The pitch, rolled out at the historic ground in late September, coughed up well over 1000 runs and produced three centurions across the four-day encounter that culminated in a draw on Saturday.
The visitors finished on 3-202 with a 35-run lead in their second dig after the Redbacks were bowled out on Saturday morning for a whopping 601 – the highest total recorded by South Australia against WA in the Sheffield Shield.
“I know there was a directive at the start of the year to produce better batting friendly wickets (in Australia), but I think that probably went to the extreme,” Langer said.
“I’m certainly not blaming the curator because it’s a new wicket here at Adelaide Oval, but it was probably too flat for a really good game of Shield cricket.
“I’m sure they’ll use this game and the next one to get it right, or certainly a feel for it, for the Test match.”
Langer said the state of the track should take nothing away from the titanic efforts of forgotten man Marcus North, former Redbacks skipper Michael Klinger and axed Test batsman Phil Hughes, who all reached triple figures.

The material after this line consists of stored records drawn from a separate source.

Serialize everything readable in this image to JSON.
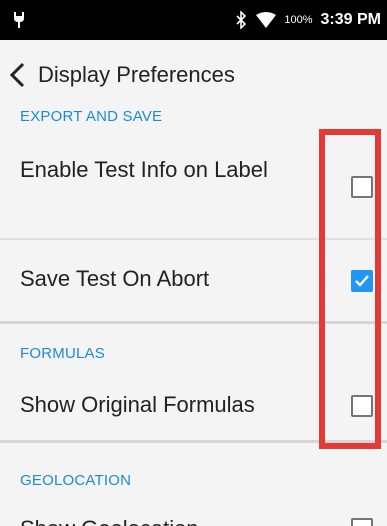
{
  "status_bar": {
    "battery": "100%",
    "time": "3:39 PM",
    "left_icon": "android-debug-icon",
    "bluetooth_icon": "bluetooth-icon",
    "wifi_icon": "wifi-icon"
  },
  "app_bar": {
    "back_icon": "chevron-left-icon",
    "title": "Display Preferences"
  },
  "sections": [
    {
      "header": "EXPORT AND SAVE",
      "items": [
        {
          "label": "Enable Test Info on Label",
          "checked": false
        },
        {
          "label": "Save Test On Abort",
          "checked": true
        }
      ]
    },
    {
      "header": "FORMULAS",
      "items": [
        {
          "label": "Show Original Formulas",
          "checked": false
        }
      ]
    },
    {
      "header": "GEOLOCATION",
      "items": [
        {
          "label": "Show Geolocation",
          "checked": false
        }
      ]
    }
  ],
  "colors": {
    "accent": "#1b8bd4",
    "checkbox_checked": "#2196f3",
    "highlight": "#e53935",
    "status_bar": "#000000"
  }
}
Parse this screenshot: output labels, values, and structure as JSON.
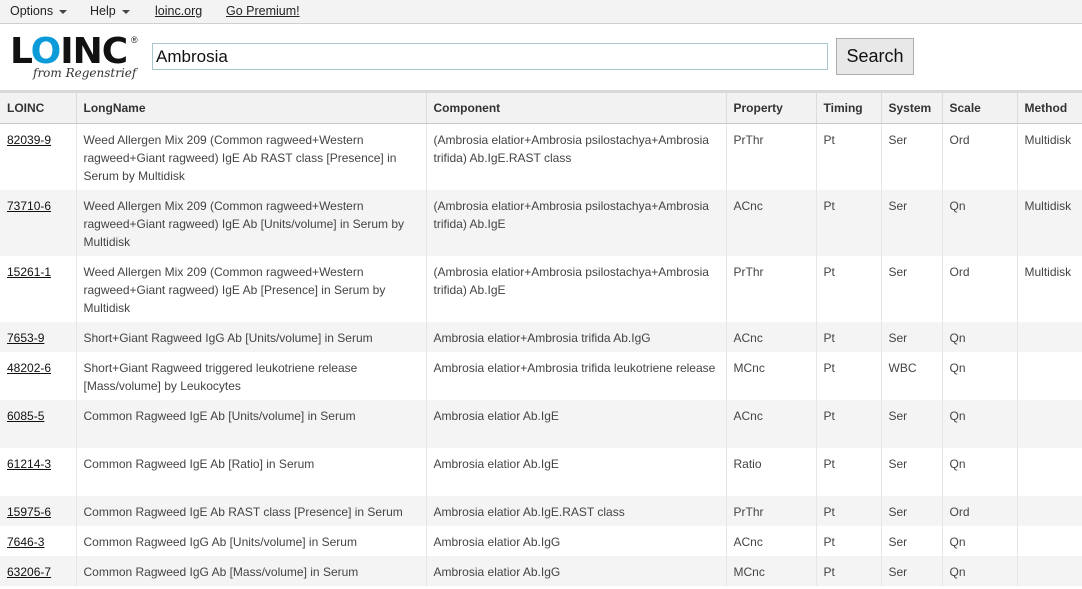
{
  "menu": {
    "options_label": "Options",
    "help_label": "Help",
    "loinc_link": "loinc.org",
    "premium_link": "Go Premium!"
  },
  "logo": {
    "word": "LOINC",
    "reg": "®",
    "tagline": "from Regenstrief"
  },
  "search": {
    "value": "Ambrosia",
    "button_label": "Search"
  },
  "columns": [
    "LOINC",
    "LongName",
    "Component",
    "Property",
    "Timing",
    "System",
    "Scale",
    "Method"
  ],
  "rows": [
    {
      "loinc": "82039-9",
      "longname": "Weed Allergen Mix 209 (Common ragweed+Western ragweed+Giant ragweed) IgE Ab RAST class [Presence] in Serum by Multidisk",
      "component": "(Ambrosia elatior+Ambrosia psilostachya+Ambrosia trifida) Ab.IgE.RAST class",
      "property": "PrThr",
      "timing": "Pt",
      "system": "Ser",
      "scale": "Ord",
      "method": "Multidisk"
    },
    {
      "loinc": "73710-6",
      "longname": "Weed Allergen Mix 209 (Common ragweed+Western ragweed+Giant ragweed) IgE Ab [Units/volume] in Serum by Multidisk",
      "component": "(Ambrosia elatior+Ambrosia psilostachya+Ambrosia trifida) Ab.IgE",
      "property": "ACnc",
      "timing": "Pt",
      "system": "Ser",
      "scale": "Qn",
      "method": "Multidisk"
    },
    {
      "loinc": "15261-1",
      "longname": "Weed Allergen Mix 209 (Common ragweed+Western ragweed+Giant ragweed) IgE Ab [Presence] in Serum by Multidisk",
      "component": "(Ambrosia elatior+Ambrosia psilostachya+Ambrosia trifida) Ab.IgE",
      "property": "PrThr",
      "timing": "Pt",
      "system": "Ser",
      "scale": "Ord",
      "method": "Multidisk"
    },
    {
      "loinc": "7653-9",
      "longname": "Short+Giant Ragweed IgG Ab [Units/volume] in Serum",
      "component": "Ambrosia elatior+Ambrosia trifida Ab.IgG",
      "property": "ACnc",
      "timing": "Pt",
      "system": "Ser",
      "scale": "Qn",
      "method": ""
    },
    {
      "loinc": "48202-6",
      "longname": "Short+Giant Ragweed triggered leukotriene release [Mass/volume] by Leukocytes",
      "component": "Ambrosia elatior+Ambrosia trifida leukotriene release",
      "property": "MCnc",
      "timing": "Pt",
      "system": "WBC",
      "scale": "Qn",
      "method": ""
    },
    {
      "loinc": "6085-5",
      "longname": "Common Ragweed IgE Ab [Units/volume] in Serum",
      "component": "Ambrosia elatior Ab.IgE",
      "property": "ACnc",
      "timing": "Pt",
      "system": "Ser",
      "scale": "Qn",
      "method": ""
    },
    {
      "loinc": "61214-3",
      "longname": "Common Ragweed IgE Ab [Ratio] in Serum",
      "component": "Ambrosia elatior Ab.IgE",
      "property": "Ratio",
      "timing": "Pt",
      "system": "Ser",
      "scale": "Qn",
      "method": ""
    },
    {
      "loinc": "15975-6",
      "longname": "Common Ragweed IgE Ab RAST class [Presence] in Serum",
      "component": "Ambrosia elatior Ab.IgE.RAST class",
      "property": "PrThr",
      "timing": "Pt",
      "system": "Ser",
      "scale": "Ord",
      "method": ""
    },
    {
      "loinc": "7646-3",
      "longname": "Common Ragweed IgG Ab [Units/volume] in Serum",
      "component": "Ambrosia elatior Ab.IgG",
      "property": "ACnc",
      "timing": "Pt",
      "system": "Ser",
      "scale": "Qn",
      "method": ""
    },
    {
      "loinc": "63206-7",
      "longname": "Common Ragweed IgG Ab [Mass/volume] in Serum",
      "component": "Ambrosia elatior Ab.IgG",
      "property": "MCnc",
      "timing": "Pt",
      "system": "Ser",
      "scale": "Qn",
      "method": ""
    }
  ]
}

North belted 110 on Wednesday’s opening day to set up the Warriors’ first-innings total of 434 and was unlucky not to register another hundred on Saturday after finishing on 84 not out.

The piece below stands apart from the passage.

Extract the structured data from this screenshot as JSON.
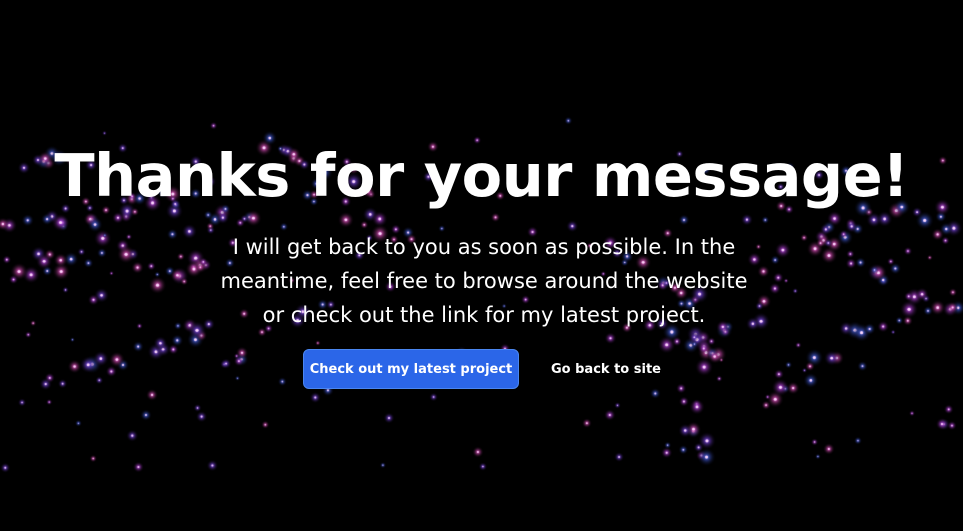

Klinger fired 125 in the hosts’ first innings, but it was Hughes who was the pick of the trio with a monstrous 204-run maiden double ton.

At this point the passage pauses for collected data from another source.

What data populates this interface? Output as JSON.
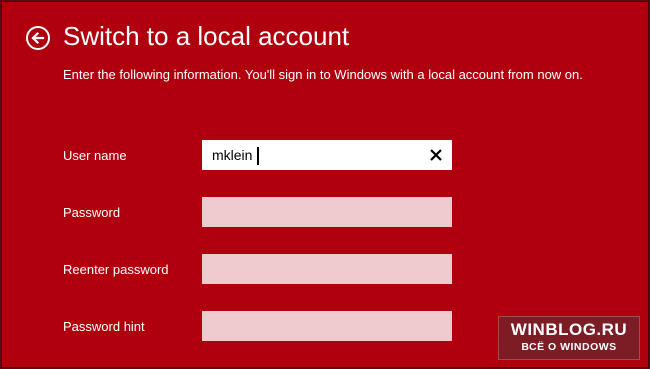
{
  "page": {
    "title": "Switch to a local account",
    "subtitle": "Enter the following information. You'll sign in to Windows with a local account from now on."
  },
  "form": {
    "username_label": "User name",
    "username_value": "mklein",
    "password_label": "Password",
    "password_value": "",
    "reenter_label": "Reenter password",
    "reenter_value": "",
    "hint_label": "Password hint",
    "hint_value": ""
  },
  "watermark": {
    "title": "WINBLOG.RU",
    "subtitle": "ВСЁ О WINDOWS"
  },
  "icons": {
    "back": "back-arrow-circle-icon",
    "clear": "close-icon"
  },
  "colors": {
    "background": "#b0000d",
    "text": "#ffffff",
    "input_active": "#ffffff",
    "input_inactive": "#efcbce"
  }
}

Hughes struck 26 boundaries and set his highest first-class score in a marathon knock that lasted 533 minutes.
“He was very fluid and he hardly played a shot in vain,” Langer said of Hughes’ 22nd first-class ton.
“His statistics are mind-blowing in terms of hundreds and that’s what you want from an Australian player.
“He will be knocking hard (for a Test recall) and his next opportunity will come. No doubt he’s one of the best six, seven or eight batsmen in Australia.”
Langer also praised Ashton Agar, whose meteoric rise in Australian cricket continued with a 93-run effort in the Warriors’ first innings.
“I haven’t seen natural talent like that since (former Australia wicketkeeper) Adam Gilchrist,” he said.
“Ashton’s got the potential to be an outstanding allrounder. You can’t teach what he does, he’s so fluid.”